The new product is the first in a line called Tony Cleans. After more than a year of development, it will debut this month – sold in-store and at a handful of local retailers. “We’re starting off with the denim wash, which will also help improve my denim handwashing service,” Chung says. For that, he still relies on a Victorian trough that has become one of the shop’s signatures. “It’s taken me two decades to actually physically grasp how I clean. It was always about just concentrating on every item that comes in and how I look after it.”

The launch marks a new chapter for the almost 22-year-old business. In 1976, the year Chung was born, his Hong Kong-born parents opened a Chinese takeaway on the same site. Chung often slept under the counter while they worked. Later, he graduated with a degree in product design and worked in Hong Kong for two years before returning to London to take over the space when his parents retired, turning it into a drycleaners. His father still helps out at the shop today.

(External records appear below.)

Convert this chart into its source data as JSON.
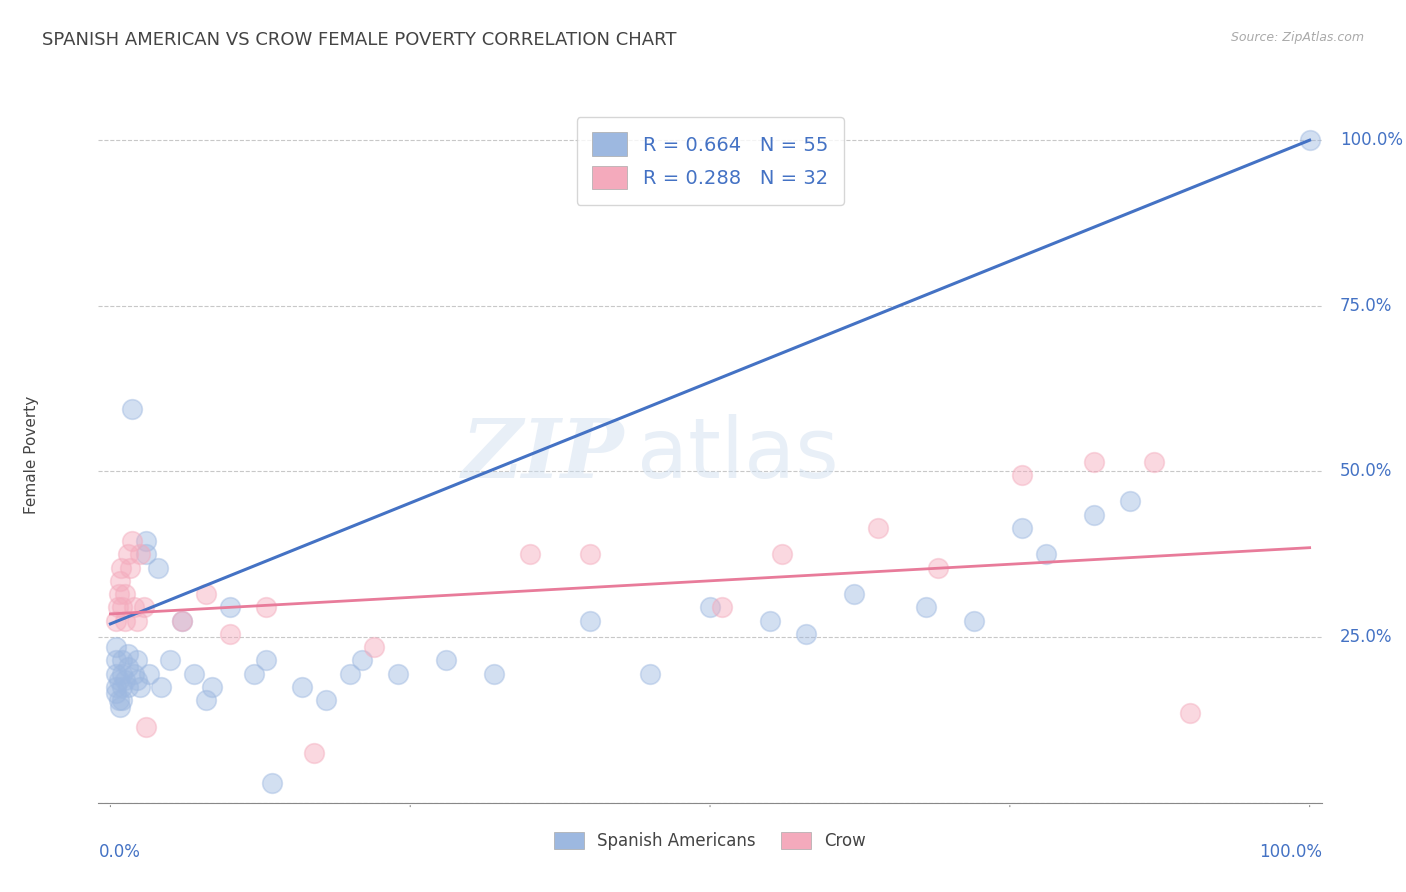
{
  "title": "SPANISH AMERICAN VS CROW FEMALE POVERTY CORRELATION CHART",
  "source": "Source: ZipAtlas.com",
  "ylabel": "Female Poverty",
  "legend_labels": [
    "Spanish Americans",
    "Crow"
  ],
  "r_blue": 0.664,
  "n_blue": 55,
  "r_pink": 0.288,
  "n_pink": 32,
  "blue_color": "#9DB8E0",
  "pink_color": "#F4AABC",
  "blue_line_color": "#4472C4",
  "pink_line_color": "#E87B9A",
  "blue_scatter": [
    [
      0.005,
      0.195
    ],
    [
      0.005,
      0.175
    ],
    [
      0.005,
      0.165
    ],
    [
      0.005,
      0.215
    ],
    [
      0.005,
      0.235
    ],
    [
      0.007,
      0.185
    ],
    [
      0.007,
      0.155
    ],
    [
      0.008,
      0.145
    ],
    [
      0.01,
      0.175
    ],
    [
      0.01,
      0.195
    ],
    [
      0.01,
      0.215
    ],
    [
      0.01,
      0.155
    ],
    [
      0.012,
      0.185
    ],
    [
      0.015,
      0.205
    ],
    [
      0.015,
      0.175
    ],
    [
      0.015,
      0.225
    ],
    [
      0.018,
      0.595
    ],
    [
      0.02,
      0.195
    ],
    [
      0.022,
      0.215
    ],
    [
      0.022,
      0.185
    ],
    [
      0.025,
      0.175
    ],
    [
      0.03,
      0.395
    ],
    [
      0.03,
      0.375
    ],
    [
      0.032,
      0.195
    ],
    [
      0.04,
      0.355
    ],
    [
      0.042,
      0.175
    ],
    [
      0.05,
      0.215
    ],
    [
      0.06,
      0.275
    ],
    [
      0.07,
      0.195
    ],
    [
      0.08,
      0.155
    ],
    [
      0.085,
      0.175
    ],
    [
      0.1,
      0.295
    ],
    [
      0.12,
      0.195
    ],
    [
      0.13,
      0.215
    ],
    [
      0.135,
      0.03
    ],
    [
      0.16,
      0.175
    ],
    [
      0.18,
      0.155
    ],
    [
      0.2,
      0.195
    ],
    [
      0.21,
      0.215
    ],
    [
      0.24,
      0.195
    ],
    [
      0.28,
      0.215
    ],
    [
      0.32,
      0.195
    ],
    [
      0.4,
      0.275
    ],
    [
      0.45,
      0.195
    ],
    [
      0.5,
      0.295
    ],
    [
      0.55,
      0.275
    ],
    [
      0.58,
      0.255
    ],
    [
      0.62,
      0.315
    ],
    [
      0.68,
      0.295
    ],
    [
      0.72,
      0.275
    ],
    [
      0.76,
      0.415
    ],
    [
      0.78,
      0.375
    ],
    [
      0.82,
      0.435
    ],
    [
      0.85,
      0.455
    ],
    [
      1.0,
      1.0
    ]
  ],
  "pink_scatter": [
    [
      0.005,
      0.275
    ],
    [
      0.006,
      0.295
    ],
    [
      0.007,
      0.315
    ],
    [
      0.008,
      0.335
    ],
    [
      0.009,
      0.355
    ],
    [
      0.01,
      0.295
    ],
    [
      0.012,
      0.315
    ],
    [
      0.012,
      0.275
    ],
    [
      0.015,
      0.375
    ],
    [
      0.016,
      0.355
    ],
    [
      0.018,
      0.395
    ],
    [
      0.02,
      0.295
    ],
    [
      0.022,
      0.275
    ],
    [
      0.025,
      0.375
    ],
    [
      0.028,
      0.295
    ],
    [
      0.03,
      0.115
    ],
    [
      0.06,
      0.275
    ],
    [
      0.08,
      0.315
    ],
    [
      0.1,
      0.255
    ],
    [
      0.13,
      0.295
    ],
    [
      0.17,
      0.075
    ],
    [
      0.22,
      0.235
    ],
    [
      0.35,
      0.375
    ],
    [
      0.4,
      0.375
    ],
    [
      0.51,
      0.295
    ],
    [
      0.56,
      0.375
    ],
    [
      0.64,
      0.415
    ],
    [
      0.69,
      0.355
    ],
    [
      0.76,
      0.495
    ],
    [
      0.82,
      0.515
    ],
    [
      0.87,
      0.515
    ],
    [
      0.9,
      0.135
    ]
  ],
  "blue_line": [
    [
      0.0,
      0.27
    ],
    [
      1.0,
      1.0
    ]
  ],
  "pink_line": [
    [
      0.0,
      0.285
    ],
    [
      1.0,
      0.385
    ]
  ],
  "xlim": [
    -0.01,
    1.01
  ],
  "ylim": [
    0.0,
    1.05
  ],
  "ytick_positions": [
    0.0,
    0.25,
    0.5,
    0.75,
    1.0
  ],
  "ytick_labels": [
    "",
    "25.0%",
    "50.0%",
    "75.0%",
    "100.0%"
  ],
  "watermark_zip": "ZIP",
  "watermark_atlas": "atlas",
  "title_fontsize": 13,
  "axis_label_fontsize": 11,
  "tick_fontsize": 12,
  "scatter_size": 200,
  "scatter_alpha": 0.45,
  "background_color": "#FFFFFF",
  "grid_color": "#C8C8C8",
  "title_color": "#444444",
  "axis_tick_color": "#4472C4",
  "source_color": "#AAAAAA"
}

This year brought another milestone: a pop-up at Boxpark Shoreditch, which runs until December. The Boxpark outpost doesn’t offer cleaning, but it does showcase Chung and Mei Liew’s products.

While the merch adds colour and fun to the business, Chung insists the Steam Room has always been about the clothes. “It’s all about cleaning appreciation,” he says. “How I clean is how I treat everything.”